С ленивым ощущением беззаботности Алексей без всякого интереса смотрел на часы. Десять. В редакции уже давно все сидят за столами. «А где Рыжов?» – наверняка мучается Рулада, любящий, чтоб все новости были известны ему первому.

Алексей смотрел на барометр: кто-то за ночь передвинул стрелку на «ясно». Намерзшийся Валет доверчиво тянулся к Алексею, клал на колени голову. Обстановка была вполне литературная. Русские классики любили собак. И вот он… Алексей храбро сел к столу, разложил бумагу, записные книжки, но странное дело, то, что так четко выстраивалось в голове, вовсе не хотело ложиться на бумагу. Исчезли те красивые, точные слова, которые, казалось, уже были найдены.

Поглаживая сочувствующего ему Валета, Алексей шел смотреть в кухонное окно: школа, магазин, сооруженные из слез Маркелова, по дальней дороге беззаботно катил оранжевый трактор, наверное, тоже со слезами выпрошенный Маркеловым.

Чтоб развеяться, Алексей пошел в сарай за дровами.

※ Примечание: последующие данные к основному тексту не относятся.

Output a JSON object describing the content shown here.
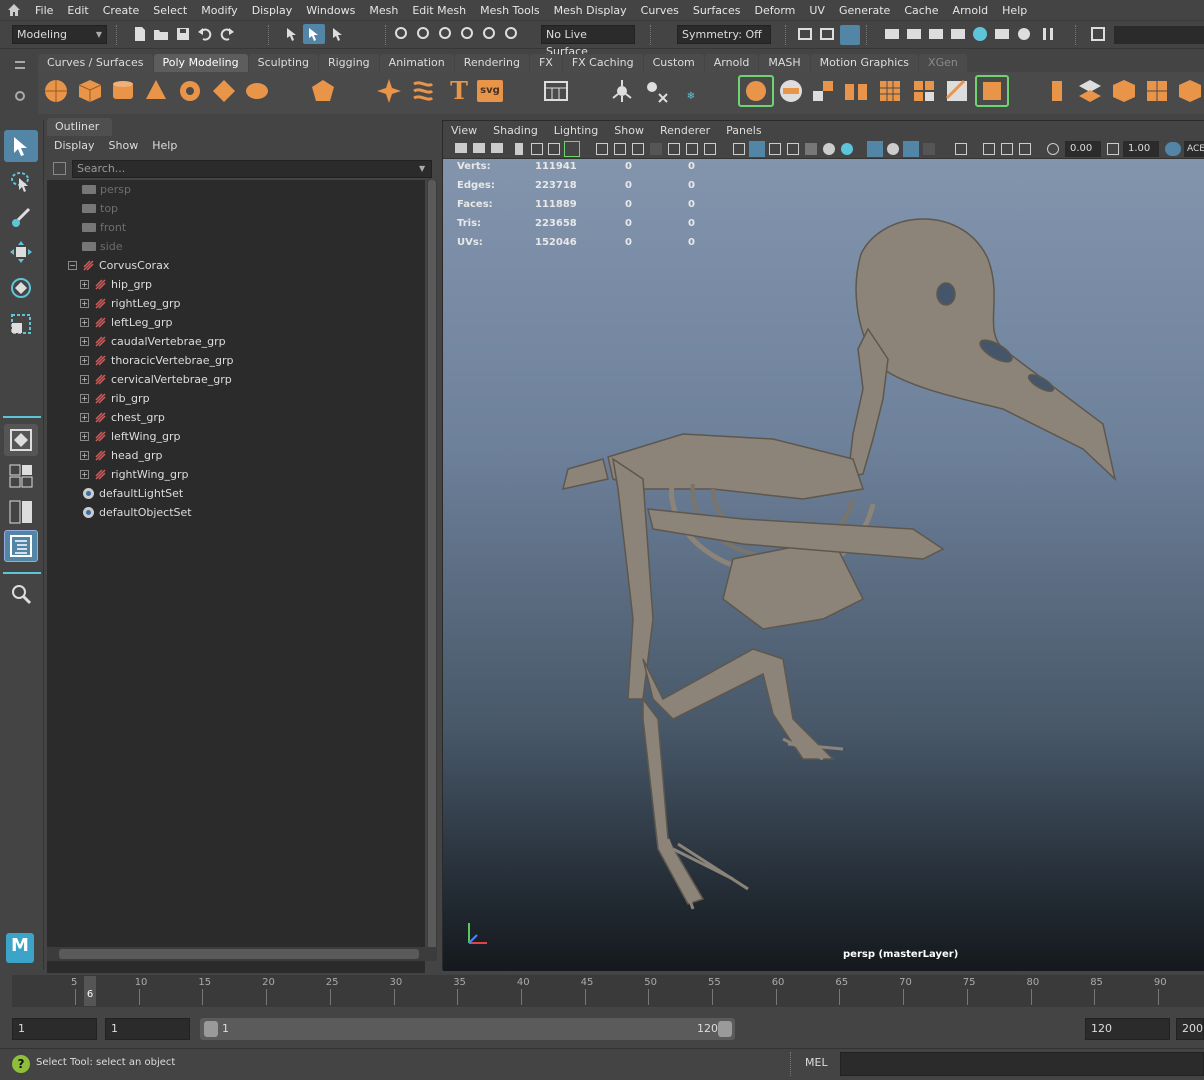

День голубой, веселый; радуется, прыгает Валет. Алексей принес охапку сосновых и березовых поленьев, и вроде стало полегче на душе. Он напишет о Линочке. Опишет такой, какой она была: шумливой, задиристой, но человеком редкой души. И Алексей взялся за ручку, но опять увязло разогнавшееся было перо.

Стало легче, когда пришла жена дяди Мити тетка Таисья, чтобы сварить щи и затушить картошку.

Тетку Таисью по Карюшкину Алексей запомнил светлоглазой, круглоликой, а она оказалась сухонькой, худой. Ему нравились печальные приветливые лица пожилых женщин. В глазах у них таилась тихая грусть. И глаза, и морщинки у губ говорили о терпеливости, о мудром умении не торопиться с осуждением. Такое лицо оказалось у Таисьи.

– Ой, дак мне бы тебя на улице-то и не узнать, гли-ко, какой, настоящий мушшына стал, а ведь эдакой парнечок был, – пропела она с порога и показала рукой, каким был Алексей парнечком. – Как Анюта-то, жива, здорова?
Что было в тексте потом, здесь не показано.